Dokuz Eylül Üniversitesi Tıp Fakültesi Adli Tıp Anabilim Dalı Öğretim Üyesi Prof.Dr. Erdem Özkara, yaklaşık 100 hemşireye 'Türklerde ölüm kültürü'nü anlattı. Prof.Dr. Özkara, 20 yıllık mesleki deneyimini de kattığı sunumunda daha çok Mevlana, İbni Sina, Schopenhouer, Ömer Hayyam ile ölümün felsefi boyutunu ve ölüm ritüellerini dile getirdi.

Prof. Dr. Özkara, hemşirelerin ilgiyle izlediği bir saatlik sunumunda ölüm ritüellerini ve nedenlerini şu sözlerle anlattı:

“Ölünün çenesi çekilir ve bağlanır.
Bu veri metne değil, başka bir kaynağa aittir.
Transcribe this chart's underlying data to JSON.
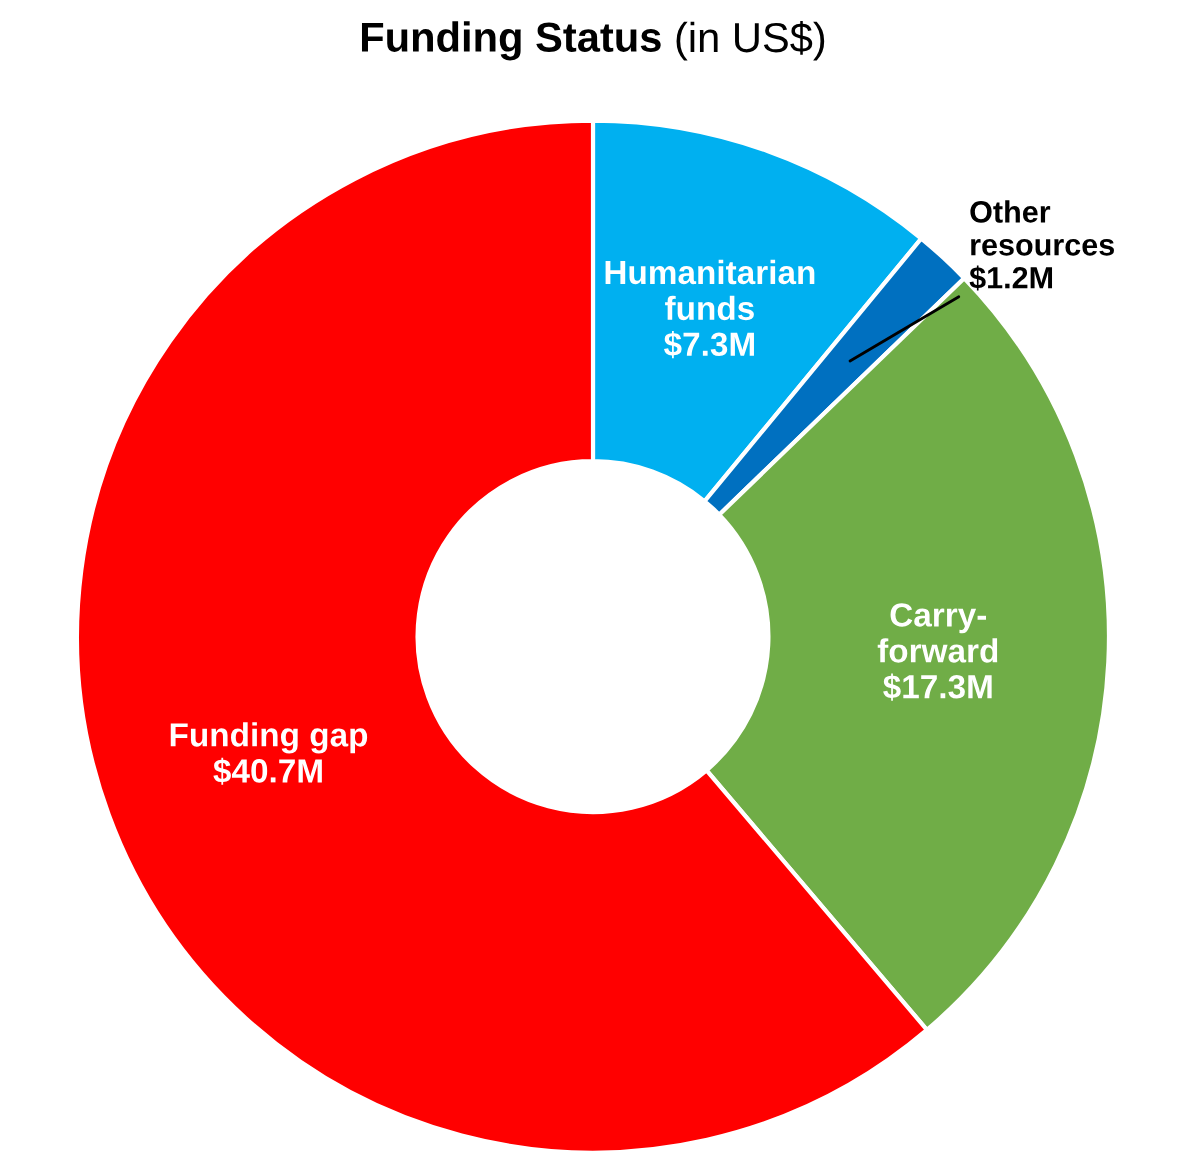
{
  "chart_data": {
    "type": "donut",
    "title": "Funding Status",
    "subtitle": "(in US$)",
    "categories": [
      "Humanitarian\nfunds",
      "Other\nresources",
      "Carry-\nforward",
      "Funding gap"
    ],
    "values": [
      7.3,
      1.2,
      17.3,
      40.7
    ],
    "value_labels": [
      "$7.3M",
      "$1.2M",
      "$17.3M",
      "$40.7M"
    ],
    "colors": [
      "#00b0f0",
      "#0070c0",
      "#70ad47",
      "#ff0000"
    ],
    "legend": false
  }
}
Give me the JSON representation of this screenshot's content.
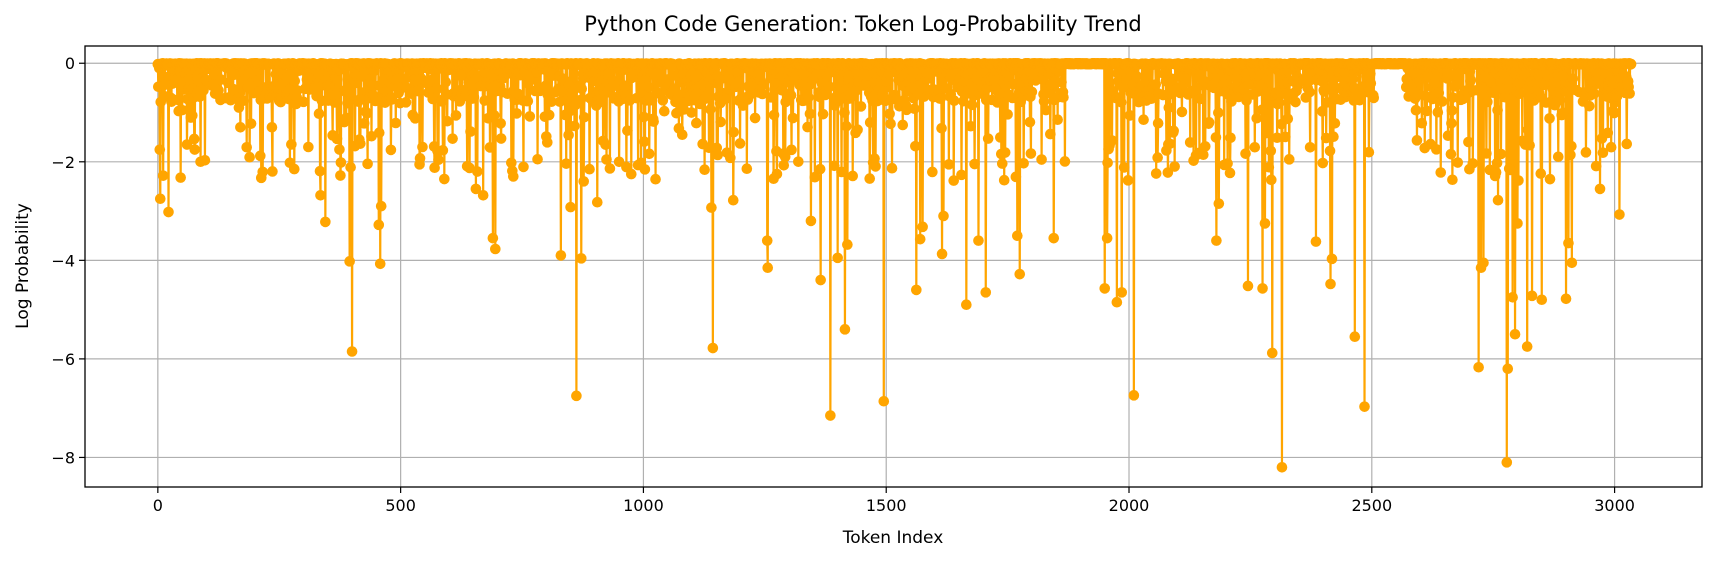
{
  "chart_data": {
    "type": "line",
    "title": "Python Code Generation: Token Log-Probability Trend",
    "xlabel": "Token Index",
    "ylabel": "Log Probability",
    "xlim": [
      -150,
      3180
    ],
    "ylim": [
      -8.6,
      0.35
    ],
    "xticks": [
      0,
      500,
      1000,
      1500,
      2000,
      2500,
      3000
    ],
    "yticks": [
      0,
      -2,
      -4,
      -6,
      -8
    ],
    "xtick_labels": [
      "0",
      "500",
      "1000",
      "1500",
      "2000",
      "2500",
      "3000"
    ],
    "ytick_labels": [
      "0",
      "−2",
      "−4",
      "−6",
      "−8"
    ],
    "grid": true,
    "marker": "circle",
    "n_points": 3035,
    "series": [
      {
        "color": "#FFA500",
        "baseline": 0,
        "points": [
          [
            5,
            -2.75
          ],
          [
            22,
            -3.02
          ],
          [
            60,
            -1.65
          ],
          [
            170,
            -1.3
          ],
          [
            235,
            -1.3
          ],
          [
            272,
            -2.02
          ],
          [
            310,
            -1.7
          ],
          [
            335,
            -2.68
          ],
          [
            345,
            -3.22
          ],
          [
            395,
            -4.02
          ],
          [
            400,
            -5.85
          ],
          [
            415,
            -1.55
          ],
          [
            455,
            -3.28
          ],
          [
            458,
            -4.07
          ],
          [
            460,
            -2.9
          ],
          [
            525,
            -1.05
          ],
          [
            540,
            -1.93
          ],
          [
            545,
            -1.7
          ],
          [
            570,
            -2.12
          ],
          [
            590,
            -2.35
          ],
          [
            655,
            -2.55
          ],
          [
            670,
            -2.68
          ],
          [
            690,
            -3.55
          ],
          [
            695,
            -3.77
          ],
          [
            728,
            -2.02
          ],
          [
            830,
            -3.9
          ],
          [
            850,
            -2.92
          ],
          [
            862,
            -6.75
          ],
          [
            872,
            -3.96
          ],
          [
            905,
            -2.82
          ],
          [
            950,
            -2.0
          ],
          [
            975,
            -2.25
          ],
          [
            995,
            -2.02
          ],
          [
            1080,
            -1.45
          ],
          [
            1140,
            -2.93
          ],
          [
            1143,
            -5.78
          ],
          [
            1185,
            -2.78
          ],
          [
            1255,
            -3.6
          ],
          [
            1256,
            -4.15
          ],
          [
            1345,
            -3.2
          ],
          [
            1365,
            -4.4
          ],
          [
            1385,
            -7.15
          ],
          [
            1400,
            -3.95
          ],
          [
            1415,
            -5.4
          ],
          [
            1420,
            -3.68
          ],
          [
            1495,
            -6.86
          ],
          [
            1562,
            -4.6
          ],
          [
            1570,
            -3.57
          ],
          [
            1575,
            -3.32
          ],
          [
            1615,
            -3.87
          ],
          [
            1618,
            -3.1
          ],
          [
            1665,
            -4.9
          ],
          [
            1690,
            -3.6
          ],
          [
            1705,
            -4.65
          ],
          [
            1770,
            -3.5
          ],
          [
            1775,
            -4.28
          ],
          [
            1845,
            -3.55
          ],
          [
            1950,
            -4.57
          ],
          [
            1955,
            -3.55
          ],
          [
            1975,
            -4.85
          ],
          [
            1985,
            -4.65
          ],
          [
            2010,
            -6.74
          ],
          [
            2180,
            -3.6
          ],
          [
            2185,
            -2.85
          ],
          [
            2245,
            -4.52
          ],
          [
            2275,
            -4.57
          ],
          [
            2280,
            -3.25
          ],
          [
            2295,
            -5.88
          ],
          [
            2315,
            -8.2
          ],
          [
            2330,
            -1.95
          ],
          [
            2385,
            -3.62
          ],
          [
            2415,
            -4.48
          ],
          [
            2418,
            -3.97
          ],
          [
            2465,
            -5.55
          ],
          [
            2485,
            -6.97
          ],
          [
            2720,
            -6.17
          ],
          [
            2725,
            -4.15
          ],
          [
            2730,
            -4.05
          ],
          [
            2760,
            -2.78
          ],
          [
            2778,
            -8.1
          ],
          [
            2780,
            -6.2
          ],
          [
            2790,
            -4.75
          ],
          [
            2795,
            -5.5
          ],
          [
            2800,
            -3.25
          ],
          [
            2820,
            -5.75
          ],
          [
            2830,
            -4.72
          ],
          [
            2850,
            -4.8
          ],
          [
            2900,
            -4.78
          ],
          [
            2905,
            -3.65
          ],
          [
            2912,
            -4.05
          ],
          [
            2970,
            -2.55
          ],
          [
            3010,
            -3.07
          ]
        ]
      }
    ]
  }
}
Bunun nedeni su kaybı nedeniyle morarmanın önüne geçmektir. Eller yanlara getirilir. Ayak baş parmakları iple birbirine bağlanır. Bu ölünün tabuta sığması için yapılır. Temiz bir yatağa alınır ve karnına bıçak ya da makas konur. Bunun nedeni ölünün şişmesini engellemektir, ancak konsa da konmasa da ölü şişer. Bir başka inanışa göre 'ölümler, bıçak gibi kesilsin. Bu evden bir daha ölü çıkmasın’ diye konur. Ölünün gözleri kapatılır. Kapatılmazsa su kaybına bağlı olarak korkunç bir görüntü oluşur.”

KAPI ÖNÜNE AYAKKABI KONUR, 7’NCİ GÜNDE HELVA KAVRULUR

Prof. Dr. Özkara, ölünün ayakkabılarının kapı önüne, evden çıkış yönüne doğru konulduğunu, ölüye ait kıyafetlerin fakirlere dağıtıldığını da hatırlatarak, “Yedinci günde ölünün burnunun düştüğüne inanıldığı için helva kavrulur, burnu kokuyu alsın diye. 52’inci günde de ölünün etinin kemiklerinden ayrıldığı inanışıyla acısını duymasın diye mevlit okutulur. Bunları bilimsel olarak desteklemek mümkün değil. Çünkü soğuk ve nemli iklimlerle iki yıldan sonra bile ölünün vücudunun bütünlüğünü koruduğuna şahit olduk” dedi.

ÖLÜ ÇIKAN SOKAĞA SU DOLU KAPLAR KONUR

Adli tıp uzmanı Prof.Dr. Özkara, Müslümanlıkta ölüme bakışı “Her can ölümü tadacaktır” ayetiyle anlatırken, ölü gömülerken yapılanların nedenlerine de değindi. Prof. Dr. Özkara, “Mezar kazanlar kazma küreği elden ele vermezler yere bırakılır, yerden alınır. Nedeni, ölümler peş peşe gelmesin, sürekli mezar kazılmasın diyedir. Mahalleye su dolu kaplar konur ki burada Azrail bıçağını yıkarmış” dedi.